Growing up in Proctor: Pap’s Hound Dogs
By: GARY ELLER
My Dad (“Pap”) loved hound dogs and we always had them around. When he was a young man, Pap had blueticks and would hunt with them at night on occasion with his buddies. Believe me, in West Virginia stumbling around for miles half the night in the dark, through thickets of brambles and multiflora roses, is not for whimps. Often as not, Pap would lose the dogs and after working all day, had to spend part of the next night to find them. He would shoot a treed coon once in a while to hold the dogs’ interest, but for the most part he let them go.
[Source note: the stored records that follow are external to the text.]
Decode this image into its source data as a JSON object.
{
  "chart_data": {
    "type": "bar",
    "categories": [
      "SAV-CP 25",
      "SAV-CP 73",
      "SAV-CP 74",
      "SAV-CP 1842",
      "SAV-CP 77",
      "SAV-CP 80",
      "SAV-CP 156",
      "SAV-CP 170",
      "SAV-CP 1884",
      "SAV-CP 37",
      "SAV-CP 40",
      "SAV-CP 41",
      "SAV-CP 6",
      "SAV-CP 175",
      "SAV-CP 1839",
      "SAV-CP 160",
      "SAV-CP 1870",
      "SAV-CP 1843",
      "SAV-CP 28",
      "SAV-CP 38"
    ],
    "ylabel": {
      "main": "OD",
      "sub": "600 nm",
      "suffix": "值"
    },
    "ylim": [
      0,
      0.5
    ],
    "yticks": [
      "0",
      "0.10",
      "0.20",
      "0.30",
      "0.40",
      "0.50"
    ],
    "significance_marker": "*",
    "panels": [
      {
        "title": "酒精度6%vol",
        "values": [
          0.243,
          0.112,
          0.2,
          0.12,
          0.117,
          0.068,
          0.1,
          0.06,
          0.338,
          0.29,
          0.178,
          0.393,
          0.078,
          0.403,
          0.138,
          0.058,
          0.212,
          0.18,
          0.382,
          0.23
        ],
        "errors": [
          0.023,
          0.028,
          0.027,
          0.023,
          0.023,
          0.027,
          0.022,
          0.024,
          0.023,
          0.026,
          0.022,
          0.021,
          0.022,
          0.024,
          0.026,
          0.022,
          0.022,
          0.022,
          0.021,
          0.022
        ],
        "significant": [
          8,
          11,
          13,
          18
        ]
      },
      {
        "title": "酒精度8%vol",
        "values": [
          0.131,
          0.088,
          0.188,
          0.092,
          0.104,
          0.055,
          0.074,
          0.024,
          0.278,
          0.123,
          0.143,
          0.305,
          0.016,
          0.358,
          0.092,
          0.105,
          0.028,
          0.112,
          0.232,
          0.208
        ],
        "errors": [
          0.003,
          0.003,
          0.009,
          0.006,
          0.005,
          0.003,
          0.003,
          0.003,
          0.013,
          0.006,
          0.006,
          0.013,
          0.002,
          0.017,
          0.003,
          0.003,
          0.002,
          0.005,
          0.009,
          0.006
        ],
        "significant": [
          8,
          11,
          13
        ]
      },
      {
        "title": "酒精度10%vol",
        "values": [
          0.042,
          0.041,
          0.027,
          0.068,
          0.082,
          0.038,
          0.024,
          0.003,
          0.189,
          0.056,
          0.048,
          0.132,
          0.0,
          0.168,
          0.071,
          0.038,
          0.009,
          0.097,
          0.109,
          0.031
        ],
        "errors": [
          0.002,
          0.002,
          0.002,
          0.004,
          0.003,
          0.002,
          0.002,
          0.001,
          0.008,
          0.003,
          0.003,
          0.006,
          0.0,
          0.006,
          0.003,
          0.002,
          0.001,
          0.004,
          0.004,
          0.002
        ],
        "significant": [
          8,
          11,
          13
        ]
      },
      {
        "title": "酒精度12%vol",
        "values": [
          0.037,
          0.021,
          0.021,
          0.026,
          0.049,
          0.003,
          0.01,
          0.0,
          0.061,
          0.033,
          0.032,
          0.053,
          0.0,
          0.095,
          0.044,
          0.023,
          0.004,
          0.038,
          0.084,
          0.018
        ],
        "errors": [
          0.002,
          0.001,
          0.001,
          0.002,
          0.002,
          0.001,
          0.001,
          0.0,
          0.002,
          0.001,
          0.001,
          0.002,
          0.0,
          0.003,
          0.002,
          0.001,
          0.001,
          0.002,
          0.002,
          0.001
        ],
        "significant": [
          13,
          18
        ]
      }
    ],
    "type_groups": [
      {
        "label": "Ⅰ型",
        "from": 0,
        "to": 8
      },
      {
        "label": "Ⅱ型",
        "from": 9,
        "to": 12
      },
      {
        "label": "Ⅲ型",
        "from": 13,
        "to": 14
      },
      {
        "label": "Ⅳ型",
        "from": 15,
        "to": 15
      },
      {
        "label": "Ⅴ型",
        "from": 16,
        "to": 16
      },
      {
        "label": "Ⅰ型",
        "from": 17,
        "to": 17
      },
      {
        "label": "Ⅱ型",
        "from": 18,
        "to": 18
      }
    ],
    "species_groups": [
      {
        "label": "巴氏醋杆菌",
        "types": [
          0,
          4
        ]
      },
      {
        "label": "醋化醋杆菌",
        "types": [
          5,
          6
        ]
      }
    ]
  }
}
The great joy was hearing the dogs in the chase. If you know your hound dogs, usually you can tell exactly what they are doing by the sound of their voices. Not long before he stopped keeping coon hounds, Pap was hunting and heard some new dog sounds. The dogs had cornered a bunch of possums inside a very ripe horse carcass and had engaged in a battle royale -inside the carcass. It must have been a long trip back to the truck and home with a bunch of reeking blueticks. And no, we never even talked about eating possum after that incident. Eventually Pap switched to beagles and rabbit hunting, which can be energetic but is an immensely easier proposition than coon hunting. At least Pap liked to eat rabbits, and just as important beagles made much more practical house pets. Once Pap came home with a beautiful pair of beagle pups, which he named Lulu Belle and Scotty after his favorite hillbilly duet who were very popular in the 30s and 40s. They wrote and recorded the immensely popular country song “Have I Told You Lately That I Love You,” among other great songs, and are in the Country Music Hall of Fame. The pups grew up to be terrific rabbit dogs, with one exception, and once or twice a week Pap would turn them loose at night. It was a beautiful thing to sit on our porch and hear them trailing rabbits on the farm. But Scotty had a fatal flaw -he loved to fight skunks. Striped kitty perfume only made him fight harder. One night we heard Scotty baying in the way Pap hated, headed towards Roy Palmer’s place. Then the baying stopped. The next morning, we found Scotty back home, thoroughly drenched in skunk juice. Roy told us that Scotty had run an entire family of skunks under his clapboard house and had a fight for the ages. It must have taken years for the stench to abate at Roy’s house. Not long after that incident, and without a word of explanation from Pap, Scotty simply disappeared from our farm.